Friday, July 07, 2017

Convergence of Project Management and Knowledge Management (Book 7 of 30)

Title: Convergence of Project Management and Knowledge Management
Authors:  Multiple, edited by T. Kanti Srikantaiah, Michael E. D. Koenig, and Suliman Hawamdeh.

I would not have bought this collection of individual papers edited into one volume if I didn't have a deep and ongoing interest in project knowledge management.  Every organization I have ever worked with used projects to advance their mission.  These projects may have been organized around divisions, departments with various names, even "centers" within organizations, but the most relevant unit of analysis from an operational perspective was the project.

Where projects dominate as an organizational structure, a key challenge with regards to knowledge management is the development of knowledge silos.  Each project can become a small kingdom of its own with minimal knowledge flows in or out.  This could lead to perfectly self-sufficient and effective projects (unlikely) but it's not doing much good to the organization in terms of knowledge sharing.
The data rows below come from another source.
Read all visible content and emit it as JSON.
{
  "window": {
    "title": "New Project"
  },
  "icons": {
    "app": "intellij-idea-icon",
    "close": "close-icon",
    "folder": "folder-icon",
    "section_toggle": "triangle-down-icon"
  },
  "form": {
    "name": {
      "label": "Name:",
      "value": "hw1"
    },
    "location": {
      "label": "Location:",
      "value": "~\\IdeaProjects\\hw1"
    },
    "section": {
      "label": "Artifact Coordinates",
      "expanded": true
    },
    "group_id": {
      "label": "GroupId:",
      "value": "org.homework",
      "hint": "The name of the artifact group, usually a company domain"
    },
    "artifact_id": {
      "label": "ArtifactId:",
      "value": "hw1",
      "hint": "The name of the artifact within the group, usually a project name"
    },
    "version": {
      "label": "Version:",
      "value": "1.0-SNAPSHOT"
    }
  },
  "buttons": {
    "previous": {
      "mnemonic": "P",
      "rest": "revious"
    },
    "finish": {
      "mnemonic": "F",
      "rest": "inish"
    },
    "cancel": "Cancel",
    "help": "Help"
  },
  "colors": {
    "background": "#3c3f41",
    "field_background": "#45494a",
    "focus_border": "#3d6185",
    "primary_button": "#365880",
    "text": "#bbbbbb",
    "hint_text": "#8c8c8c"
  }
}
That's where the PMO (project management organization) comes in -- assuming there is one.  A central feature of a PMO should be to facilitate knowledge sharing across ongoing projects and the documentation of lessons learned at the project level that can be shared across projects.  The PMO should also play a key role in making necessary adjustments at the institutional level to ensure that lessons become embedded in policies and processes.

For the sake of linking to a previous blog post in this series (The Accidental Taxonomist - Book 2 of 30), one way to organize project knowledge would be to use the 9 (probably 10 by now) areas of project management as described by the Project Management Institute (PMI).  In fact, the taxonomy I used at NASA/Goddard to document project management lessons learned used the key PMI topic areas as a starting point and attempted to stick to a terminology consistent with PMI - even though NASA project management has its own well-defined processes and doesn't follow PMI.

  • This book deserves a thorough second reading.  Read it again!
  • Carefully read Stephen DufField's just released Dissertation:  Systemic Lessons Learned Knowledge Model (aka SYLLK model). 
  • Revisit my bibliography of project knowledge management resources and update as needed.